Agustín Basave / El Universal
Para Orla, por la triple corona Pocas palabras son tan
discordantes como política y generosidad. Y es que el poder, por su
naturaleza, no es comedido: es expansivo.
Tiende a ejercerse
hasta el límite de lo contraproducente. Sólo cuando es mayor el costo
que el beneficio de abusar de él puede esperarse que la mayoría de los
políticos lo usen para procurar el bien común.
Donde eso no se
da, prolifera la corrupción de los representantes y, tarde o temprano,
de los representados. Unos se enriquecen ilícitamente, otros buscan la
manera de contrarrestar su expoliación, y el efecto imitación acaba
envileciendo el tejido social. En semejantes circunstancias, la
mezquindad permea la sociedad políticamente organizada.
Duele
decirlo, pero es el caso de México. Aquí la impunidad vuelve rentables
las corruptelas de toda índole y, concomitantemente, alienta en la cosa
pública el egoísmo, la miopía y la mediocridad. Se me dirá que la
disputa por el poder no se dirime con gentileza y desprendimiento en
ninguna parte del mundo. Es verdad. En condiciones normales los
políticos buscan gobernar y, en gran medida, se guían por el juego suma
cero. Sería iluso y absurdo esperar que un candidato sea la
reencarnación de la Madre Teresa cuando los electores no somos
misioneras de la caridad. Pero en las democracias maduras hay incentivos
que hacen conveniente para el gobernante contribuir a la prosperidad de
los gobernados, y en varios países en proceso de maduración democrática
como el nuestro los dirigentes de los partidos han entendido que viven
tiempos extraordinarios que exigen un comportamiento extraordinario.
Aquí no.
¿Qué significa ser generoso en la realidad mexicana?

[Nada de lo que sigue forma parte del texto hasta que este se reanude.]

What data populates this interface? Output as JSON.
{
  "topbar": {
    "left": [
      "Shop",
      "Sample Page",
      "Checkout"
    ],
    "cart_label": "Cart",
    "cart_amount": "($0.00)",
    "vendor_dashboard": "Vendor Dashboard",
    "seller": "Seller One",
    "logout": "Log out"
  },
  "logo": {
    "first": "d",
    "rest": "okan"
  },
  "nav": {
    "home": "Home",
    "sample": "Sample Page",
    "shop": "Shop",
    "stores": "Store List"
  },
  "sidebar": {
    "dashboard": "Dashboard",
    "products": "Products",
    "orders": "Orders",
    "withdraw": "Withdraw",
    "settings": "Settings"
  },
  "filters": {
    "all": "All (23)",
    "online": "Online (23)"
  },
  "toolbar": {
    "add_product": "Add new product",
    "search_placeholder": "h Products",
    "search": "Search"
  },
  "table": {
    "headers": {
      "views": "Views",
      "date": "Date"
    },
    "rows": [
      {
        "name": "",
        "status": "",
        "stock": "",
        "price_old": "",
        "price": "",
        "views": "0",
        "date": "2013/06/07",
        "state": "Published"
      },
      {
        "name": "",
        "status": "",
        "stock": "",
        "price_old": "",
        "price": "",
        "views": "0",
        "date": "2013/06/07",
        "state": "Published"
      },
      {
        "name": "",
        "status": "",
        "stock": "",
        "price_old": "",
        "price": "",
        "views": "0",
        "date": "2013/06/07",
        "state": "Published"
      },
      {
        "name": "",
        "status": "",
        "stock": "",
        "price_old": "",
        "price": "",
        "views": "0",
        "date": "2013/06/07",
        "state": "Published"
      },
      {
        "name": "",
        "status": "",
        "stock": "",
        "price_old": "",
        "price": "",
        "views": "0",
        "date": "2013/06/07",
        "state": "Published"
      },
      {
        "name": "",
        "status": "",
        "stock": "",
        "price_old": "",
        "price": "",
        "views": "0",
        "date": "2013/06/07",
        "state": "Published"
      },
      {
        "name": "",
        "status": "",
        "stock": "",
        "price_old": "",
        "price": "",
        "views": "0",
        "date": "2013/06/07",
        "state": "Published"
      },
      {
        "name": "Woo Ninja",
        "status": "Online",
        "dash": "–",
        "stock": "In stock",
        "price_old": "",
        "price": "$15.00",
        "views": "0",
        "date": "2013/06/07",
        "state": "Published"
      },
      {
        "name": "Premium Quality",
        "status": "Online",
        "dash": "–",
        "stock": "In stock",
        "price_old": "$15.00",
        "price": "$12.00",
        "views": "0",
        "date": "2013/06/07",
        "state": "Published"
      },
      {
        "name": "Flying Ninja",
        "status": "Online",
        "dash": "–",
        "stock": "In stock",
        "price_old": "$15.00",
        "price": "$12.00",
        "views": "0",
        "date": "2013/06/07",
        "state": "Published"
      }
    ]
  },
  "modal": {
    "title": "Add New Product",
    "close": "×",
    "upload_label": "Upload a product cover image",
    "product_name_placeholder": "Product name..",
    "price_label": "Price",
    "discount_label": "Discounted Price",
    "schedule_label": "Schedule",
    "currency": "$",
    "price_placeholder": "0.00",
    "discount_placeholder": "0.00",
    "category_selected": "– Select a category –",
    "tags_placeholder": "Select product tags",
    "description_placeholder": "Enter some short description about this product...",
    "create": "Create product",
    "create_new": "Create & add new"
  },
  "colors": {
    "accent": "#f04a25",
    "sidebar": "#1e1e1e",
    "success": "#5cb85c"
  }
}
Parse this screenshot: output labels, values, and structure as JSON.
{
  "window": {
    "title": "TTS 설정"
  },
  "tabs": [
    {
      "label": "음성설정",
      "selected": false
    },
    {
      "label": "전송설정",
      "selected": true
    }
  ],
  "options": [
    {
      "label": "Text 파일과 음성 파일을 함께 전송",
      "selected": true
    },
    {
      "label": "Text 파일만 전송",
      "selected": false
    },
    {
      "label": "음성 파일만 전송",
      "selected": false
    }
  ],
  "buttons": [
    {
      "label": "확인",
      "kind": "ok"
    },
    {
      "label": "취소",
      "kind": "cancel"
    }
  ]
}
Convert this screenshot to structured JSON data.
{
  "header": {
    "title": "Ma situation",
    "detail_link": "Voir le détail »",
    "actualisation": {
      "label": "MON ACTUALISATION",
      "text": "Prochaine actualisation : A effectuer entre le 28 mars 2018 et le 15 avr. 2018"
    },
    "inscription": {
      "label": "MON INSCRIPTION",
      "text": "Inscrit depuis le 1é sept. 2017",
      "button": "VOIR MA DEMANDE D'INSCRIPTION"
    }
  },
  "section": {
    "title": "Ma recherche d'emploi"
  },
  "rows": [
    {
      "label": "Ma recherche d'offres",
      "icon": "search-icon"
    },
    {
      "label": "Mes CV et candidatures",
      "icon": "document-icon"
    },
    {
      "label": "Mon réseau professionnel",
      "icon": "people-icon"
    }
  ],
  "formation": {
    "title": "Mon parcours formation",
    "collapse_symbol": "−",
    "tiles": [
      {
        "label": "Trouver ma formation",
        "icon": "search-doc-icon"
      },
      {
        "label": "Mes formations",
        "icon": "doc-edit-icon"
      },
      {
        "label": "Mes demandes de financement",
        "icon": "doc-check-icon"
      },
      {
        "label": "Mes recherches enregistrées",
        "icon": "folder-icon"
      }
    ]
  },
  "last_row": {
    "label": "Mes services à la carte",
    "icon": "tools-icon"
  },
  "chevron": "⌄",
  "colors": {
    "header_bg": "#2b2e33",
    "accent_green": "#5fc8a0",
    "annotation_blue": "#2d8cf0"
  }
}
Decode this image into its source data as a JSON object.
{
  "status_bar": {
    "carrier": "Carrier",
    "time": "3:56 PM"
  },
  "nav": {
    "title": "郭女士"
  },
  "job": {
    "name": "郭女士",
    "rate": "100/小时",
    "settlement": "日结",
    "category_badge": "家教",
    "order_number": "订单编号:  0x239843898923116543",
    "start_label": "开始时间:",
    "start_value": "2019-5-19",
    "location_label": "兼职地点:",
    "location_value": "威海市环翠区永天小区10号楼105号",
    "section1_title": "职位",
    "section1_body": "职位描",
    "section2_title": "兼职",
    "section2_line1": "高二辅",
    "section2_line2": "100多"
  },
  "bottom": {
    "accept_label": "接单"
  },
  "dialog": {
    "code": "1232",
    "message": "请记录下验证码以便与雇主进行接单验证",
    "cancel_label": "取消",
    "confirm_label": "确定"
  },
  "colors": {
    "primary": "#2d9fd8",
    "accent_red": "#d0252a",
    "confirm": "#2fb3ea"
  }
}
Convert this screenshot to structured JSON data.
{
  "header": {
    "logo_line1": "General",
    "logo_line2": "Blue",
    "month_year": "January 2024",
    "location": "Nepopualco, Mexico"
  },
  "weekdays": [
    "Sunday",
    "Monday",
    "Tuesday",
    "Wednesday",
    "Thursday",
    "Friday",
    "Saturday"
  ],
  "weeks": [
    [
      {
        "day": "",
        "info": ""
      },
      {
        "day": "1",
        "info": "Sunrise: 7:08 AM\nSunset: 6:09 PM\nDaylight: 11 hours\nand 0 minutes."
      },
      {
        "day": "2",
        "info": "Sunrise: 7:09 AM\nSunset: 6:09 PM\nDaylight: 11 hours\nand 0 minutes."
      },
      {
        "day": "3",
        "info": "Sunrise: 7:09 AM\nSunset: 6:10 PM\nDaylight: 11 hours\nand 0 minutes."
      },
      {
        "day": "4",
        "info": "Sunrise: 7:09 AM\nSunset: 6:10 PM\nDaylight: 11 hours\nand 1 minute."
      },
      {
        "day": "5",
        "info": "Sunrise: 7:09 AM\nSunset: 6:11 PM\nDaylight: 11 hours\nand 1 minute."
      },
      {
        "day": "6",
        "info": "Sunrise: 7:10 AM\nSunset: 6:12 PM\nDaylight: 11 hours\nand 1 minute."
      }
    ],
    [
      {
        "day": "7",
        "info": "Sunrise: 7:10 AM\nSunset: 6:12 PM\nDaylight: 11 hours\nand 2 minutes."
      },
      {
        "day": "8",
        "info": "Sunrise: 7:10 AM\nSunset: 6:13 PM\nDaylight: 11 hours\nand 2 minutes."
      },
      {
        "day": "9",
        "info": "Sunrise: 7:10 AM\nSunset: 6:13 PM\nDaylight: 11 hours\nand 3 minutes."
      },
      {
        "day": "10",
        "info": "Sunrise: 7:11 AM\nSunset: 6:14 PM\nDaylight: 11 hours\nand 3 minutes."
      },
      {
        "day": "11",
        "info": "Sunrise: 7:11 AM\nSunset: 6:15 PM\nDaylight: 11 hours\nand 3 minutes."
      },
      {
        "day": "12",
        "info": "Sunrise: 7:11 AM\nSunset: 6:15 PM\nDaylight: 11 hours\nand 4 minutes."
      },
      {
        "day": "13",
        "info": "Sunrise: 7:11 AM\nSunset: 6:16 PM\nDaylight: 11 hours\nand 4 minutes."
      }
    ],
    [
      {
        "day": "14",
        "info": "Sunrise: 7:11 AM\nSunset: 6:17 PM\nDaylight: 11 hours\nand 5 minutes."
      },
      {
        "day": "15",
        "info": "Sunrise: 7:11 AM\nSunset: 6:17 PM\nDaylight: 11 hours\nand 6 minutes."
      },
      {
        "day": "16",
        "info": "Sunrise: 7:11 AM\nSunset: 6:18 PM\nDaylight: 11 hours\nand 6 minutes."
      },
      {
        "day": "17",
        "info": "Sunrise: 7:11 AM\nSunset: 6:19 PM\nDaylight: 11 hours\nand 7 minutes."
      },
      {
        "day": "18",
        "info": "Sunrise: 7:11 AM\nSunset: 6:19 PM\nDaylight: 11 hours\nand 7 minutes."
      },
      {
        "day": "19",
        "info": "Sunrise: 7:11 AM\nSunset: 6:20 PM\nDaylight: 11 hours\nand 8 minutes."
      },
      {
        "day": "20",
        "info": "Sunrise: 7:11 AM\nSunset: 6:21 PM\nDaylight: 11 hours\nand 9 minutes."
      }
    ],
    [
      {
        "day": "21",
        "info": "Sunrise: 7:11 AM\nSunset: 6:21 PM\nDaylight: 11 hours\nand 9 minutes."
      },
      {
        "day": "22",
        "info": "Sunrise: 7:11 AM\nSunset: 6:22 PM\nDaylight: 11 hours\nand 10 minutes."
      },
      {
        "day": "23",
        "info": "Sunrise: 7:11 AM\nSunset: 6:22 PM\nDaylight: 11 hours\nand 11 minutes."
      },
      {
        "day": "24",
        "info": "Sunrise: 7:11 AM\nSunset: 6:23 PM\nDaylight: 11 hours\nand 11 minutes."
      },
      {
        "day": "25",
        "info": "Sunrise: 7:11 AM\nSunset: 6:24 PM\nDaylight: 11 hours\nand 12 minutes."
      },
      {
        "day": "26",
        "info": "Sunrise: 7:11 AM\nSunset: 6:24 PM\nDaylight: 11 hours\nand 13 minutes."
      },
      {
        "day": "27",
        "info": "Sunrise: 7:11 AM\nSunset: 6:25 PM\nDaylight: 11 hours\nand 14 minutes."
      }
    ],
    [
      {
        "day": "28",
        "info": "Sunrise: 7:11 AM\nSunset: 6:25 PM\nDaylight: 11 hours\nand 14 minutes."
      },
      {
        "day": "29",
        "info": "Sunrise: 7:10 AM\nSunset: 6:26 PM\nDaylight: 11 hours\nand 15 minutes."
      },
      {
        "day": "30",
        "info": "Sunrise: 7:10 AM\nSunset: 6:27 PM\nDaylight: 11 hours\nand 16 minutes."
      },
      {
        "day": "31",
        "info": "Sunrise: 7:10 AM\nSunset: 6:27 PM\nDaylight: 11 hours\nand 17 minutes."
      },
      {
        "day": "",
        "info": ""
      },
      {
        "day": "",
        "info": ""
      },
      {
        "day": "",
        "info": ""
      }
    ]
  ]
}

Significa asumir que tenemos una transición inconclusa, que no podemos
transitar cabalmente del autoritarismo a la democracia sin un nuevo
acuerdo en lo fundamental, y que no es posible dar ese paso sin que cada
uno de los actores acepte algunas pérdidas en el corto plazo a fin de
que la nación entera —ellos incluidos— obtenga ganancias de largo
aliento. Eso se llama generosidad. No es ingenuidad ni candidez: es
altura de miras, conciencia del interés nacional. Es comprender que
corremos el riesgo de encarnar otra modalidad del ajolote de Roger
Bartra, de atrojar nuestra metamorfosis y no llegar a un régimen en el
que gobierne la ciudadanía y no una sola persona o varios poderes
fácticos. Es saber que nuestra evolución presupone grandeza, no
pequeñez.
Y ahí no termina el reto. En México ser generosos
implica hacer del combate a la pobreza y a la desigualdad la máxima
prioridad de todos, no sólo de la izquierda. Una sociedad que pierde su
capacidad de indignación ante la injusticia es una sociedad desahuciada.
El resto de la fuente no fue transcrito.